Source #
Type: Web Article Original Link: https://ai.google.dev/gemini-api/docs/llama-index Publication Date: 2025-09-04
Summary #
WHAT - This article discusses how to build research agents using Gemini 2.5 Pro and LlamaIndex, a framework for creating knowledge agents that use large language models (LLM) connected to corporate data.
WHY - It is relevant for AI business because it allows for the automation of research and report generation, improving operational efficiency and the quality of the information collected.
WHO - The main players are Google (with Gemini API) and the developer community using LlamaIndex. Competitors include other AI platforms such as Microsoft and Amazon.
WHERE - It positions itself in the market for AI solutions for automating research and data analysis processes, integrating with the Google AI ecosystem.

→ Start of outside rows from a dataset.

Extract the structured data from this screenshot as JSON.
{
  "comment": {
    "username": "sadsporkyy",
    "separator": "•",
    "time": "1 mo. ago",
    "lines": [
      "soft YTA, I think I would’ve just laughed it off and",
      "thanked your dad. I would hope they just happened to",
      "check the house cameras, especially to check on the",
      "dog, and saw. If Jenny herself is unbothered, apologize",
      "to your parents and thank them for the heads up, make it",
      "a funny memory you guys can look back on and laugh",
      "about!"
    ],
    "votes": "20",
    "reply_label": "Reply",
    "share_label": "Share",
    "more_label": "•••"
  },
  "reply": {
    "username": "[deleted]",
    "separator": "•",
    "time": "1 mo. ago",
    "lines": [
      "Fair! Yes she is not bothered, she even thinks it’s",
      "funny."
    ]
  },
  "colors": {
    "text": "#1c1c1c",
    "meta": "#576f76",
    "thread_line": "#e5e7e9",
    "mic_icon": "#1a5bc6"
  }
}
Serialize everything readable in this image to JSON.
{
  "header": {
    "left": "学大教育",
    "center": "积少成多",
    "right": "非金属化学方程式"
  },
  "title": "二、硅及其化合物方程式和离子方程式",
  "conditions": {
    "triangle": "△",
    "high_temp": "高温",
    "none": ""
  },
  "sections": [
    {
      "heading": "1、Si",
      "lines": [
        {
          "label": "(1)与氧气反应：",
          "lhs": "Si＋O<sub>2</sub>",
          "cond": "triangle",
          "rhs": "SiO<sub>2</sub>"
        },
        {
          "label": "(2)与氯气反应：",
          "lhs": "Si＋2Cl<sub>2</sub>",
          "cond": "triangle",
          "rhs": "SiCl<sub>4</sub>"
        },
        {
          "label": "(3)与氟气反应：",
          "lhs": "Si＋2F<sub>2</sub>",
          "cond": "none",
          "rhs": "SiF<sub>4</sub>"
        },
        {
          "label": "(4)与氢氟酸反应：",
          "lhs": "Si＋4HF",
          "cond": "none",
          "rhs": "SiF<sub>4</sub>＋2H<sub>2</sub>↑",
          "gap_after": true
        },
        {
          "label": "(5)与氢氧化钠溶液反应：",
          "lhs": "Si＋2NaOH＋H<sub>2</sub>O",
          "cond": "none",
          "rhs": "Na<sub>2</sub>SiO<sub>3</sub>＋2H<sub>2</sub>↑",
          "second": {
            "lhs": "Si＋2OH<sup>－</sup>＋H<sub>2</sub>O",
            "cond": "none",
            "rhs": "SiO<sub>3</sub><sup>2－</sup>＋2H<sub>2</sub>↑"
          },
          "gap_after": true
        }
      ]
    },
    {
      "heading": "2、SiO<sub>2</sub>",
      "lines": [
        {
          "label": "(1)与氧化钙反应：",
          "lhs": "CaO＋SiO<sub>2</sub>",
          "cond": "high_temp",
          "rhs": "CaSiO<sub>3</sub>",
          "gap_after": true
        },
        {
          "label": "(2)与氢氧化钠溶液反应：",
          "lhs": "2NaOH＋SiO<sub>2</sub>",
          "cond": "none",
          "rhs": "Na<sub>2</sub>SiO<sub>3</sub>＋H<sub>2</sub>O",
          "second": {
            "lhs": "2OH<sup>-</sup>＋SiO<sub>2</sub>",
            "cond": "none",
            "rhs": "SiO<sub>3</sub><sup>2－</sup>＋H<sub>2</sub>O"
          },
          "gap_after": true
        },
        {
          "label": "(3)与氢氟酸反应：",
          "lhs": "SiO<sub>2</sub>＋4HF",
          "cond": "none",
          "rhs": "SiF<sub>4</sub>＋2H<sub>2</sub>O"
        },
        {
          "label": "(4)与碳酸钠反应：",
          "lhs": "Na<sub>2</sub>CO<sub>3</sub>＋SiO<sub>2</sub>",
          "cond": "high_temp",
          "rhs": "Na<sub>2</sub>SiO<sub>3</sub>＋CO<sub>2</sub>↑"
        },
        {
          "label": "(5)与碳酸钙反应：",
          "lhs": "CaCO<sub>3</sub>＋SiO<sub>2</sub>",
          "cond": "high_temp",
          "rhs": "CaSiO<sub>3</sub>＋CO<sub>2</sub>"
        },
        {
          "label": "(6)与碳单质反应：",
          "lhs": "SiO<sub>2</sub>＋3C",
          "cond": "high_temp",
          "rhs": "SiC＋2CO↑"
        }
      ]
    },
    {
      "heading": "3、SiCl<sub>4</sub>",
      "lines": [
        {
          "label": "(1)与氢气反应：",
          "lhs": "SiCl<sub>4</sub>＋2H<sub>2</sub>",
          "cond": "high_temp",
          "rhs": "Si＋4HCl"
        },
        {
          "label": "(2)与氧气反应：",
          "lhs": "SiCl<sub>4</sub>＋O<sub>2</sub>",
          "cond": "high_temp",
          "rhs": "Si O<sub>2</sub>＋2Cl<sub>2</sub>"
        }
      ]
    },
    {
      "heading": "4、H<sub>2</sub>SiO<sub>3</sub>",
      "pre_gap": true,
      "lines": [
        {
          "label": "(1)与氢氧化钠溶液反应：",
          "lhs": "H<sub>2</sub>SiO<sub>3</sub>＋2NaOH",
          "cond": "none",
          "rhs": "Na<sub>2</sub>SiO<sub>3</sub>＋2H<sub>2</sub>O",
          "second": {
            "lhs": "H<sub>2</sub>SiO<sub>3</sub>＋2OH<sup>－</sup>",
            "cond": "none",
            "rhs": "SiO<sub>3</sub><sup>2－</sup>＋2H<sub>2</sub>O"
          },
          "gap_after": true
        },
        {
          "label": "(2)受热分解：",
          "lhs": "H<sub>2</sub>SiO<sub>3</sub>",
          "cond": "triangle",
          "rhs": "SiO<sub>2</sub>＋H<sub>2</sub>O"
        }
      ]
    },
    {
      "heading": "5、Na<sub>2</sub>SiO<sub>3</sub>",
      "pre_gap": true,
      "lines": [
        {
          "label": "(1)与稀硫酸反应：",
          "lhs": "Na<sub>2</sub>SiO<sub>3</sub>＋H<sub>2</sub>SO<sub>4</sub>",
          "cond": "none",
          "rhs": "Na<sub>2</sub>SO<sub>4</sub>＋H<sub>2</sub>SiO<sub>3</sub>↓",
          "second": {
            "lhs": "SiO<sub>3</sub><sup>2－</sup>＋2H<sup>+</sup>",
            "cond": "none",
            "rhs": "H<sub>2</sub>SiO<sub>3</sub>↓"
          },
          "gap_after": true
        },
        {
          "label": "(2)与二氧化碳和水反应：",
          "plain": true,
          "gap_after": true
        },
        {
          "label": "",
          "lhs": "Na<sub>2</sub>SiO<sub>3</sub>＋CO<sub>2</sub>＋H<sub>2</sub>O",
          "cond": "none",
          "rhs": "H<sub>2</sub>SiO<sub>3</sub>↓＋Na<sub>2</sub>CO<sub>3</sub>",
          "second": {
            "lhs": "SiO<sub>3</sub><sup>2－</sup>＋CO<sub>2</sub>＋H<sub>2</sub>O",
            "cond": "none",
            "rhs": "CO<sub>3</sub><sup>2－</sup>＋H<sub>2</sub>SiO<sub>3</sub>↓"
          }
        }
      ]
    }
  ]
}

WHEN - The content is current and reflects the latest integrations between Gemini and LlamaIndex, indicating a trend of increasing maturity and adoption of these technologies.
BUSINESS IMPACT:
- Opportunities: Implement automated research agents to improve information collection and analysis, reducing operational time and costs.
- Risks: Dependence on third-party technologies (Google, LlamaIndex) and the need for continuous updates to maintain competitiveness.
- Integration: Possible integration with the existing stack of AI tools, leveraging Google APIs and LlamaIndex frameworks.
TECHNICAL SUMMARY:
- Core technology stack: Python, Google GenAI, LlamaIndex, Gemini API.
- Scalability: High scalability thanks to the use of cloud-based APIs and modular frameworks.
- Technical differentiators: Advanced integration with Google Search, state management between agents, and flexibility in defining custom workflows.
NOTE: This article is a practical example of how to use Gemini and LlamaIndex, so it is not a tool or a library in itself, but a practical guide for developers.
Use Cases #
- Private AI Stack: Integration into proprietary pipelines
- Client Solutions: Implementation for client projects
- Development Acceleration: Reduction of project time-to-market
- Strategic Intelligence: Input for technological roadmap
- Competitive Analysis: Monitoring AI ecosystem
Resources #
Original Links #
- Research Agent with Gemini 2.5 Pro and LlamaIndex | Gemini API | Google AI for Developers - Original link
Article recommended and selected by the Human Technology eXcellence team, processed through artificial intelligence (in this case with LLM HTX-EU-Mistral3.1Small) on 2025-09-04 19:40 Original source: https://ai.google.dev/gemini-api/docs/llama-index
The HTX Take #
This topic is at the heart of what we build at HTX. The technology discussed here — whether it’s about AI agents, language models, or document processing — represents exactly the kind of capability that European businesses need, but deployed on their own terms.
The challenge isn’t whether this technology works. It does. The challenge is deploying it without sending your company data to US servers, without violating GDPR, and without creating vendor dependencies you can’t escape.
That’s why we built ORCA — a private enterprise chatbot that brings these capabilities to your infrastructure. Same power as ChatGPT, but your data never leaves your perimeter. No per-user pricing, no data leakage, no compliance headaches.
Want to see how ready your company is for AI? Take our free AI Readiness Assessment — 5 minutes, personalized report, actionable roadmap.
Related Articles #
- Google just dropped an ace 64-page guide on building AI Agents - Go, AI Agent, AI
- Agent Development Kit (ADK) - AI Agent, AI, Open Source
- Come Addestrare un LLM con i Tuoi Dati Personali: Guida Completa con LLaMA 3.2 - LLM, Go, AI
FAQ
How can AI agents benefit my business?
AI agents can automate complex multi-step tasks like data analysis, document processing, and customer interactions. For European SMEs, deploying agents on private infrastructure with tools like ORCA ensures that sensitive business data never leaves your perimeter while still leveraging cutting-edge AI capabilities.
Are AI agents safe to use with company data?
It depends on the deployment. Cloud-based agents send your data to external servers, creating GDPR risks. Private AI agents running on your own infrastructure — like those built on HTX's PRISMA stack — keep all data within your control. This is the safest approach for businesses handling sensitive information.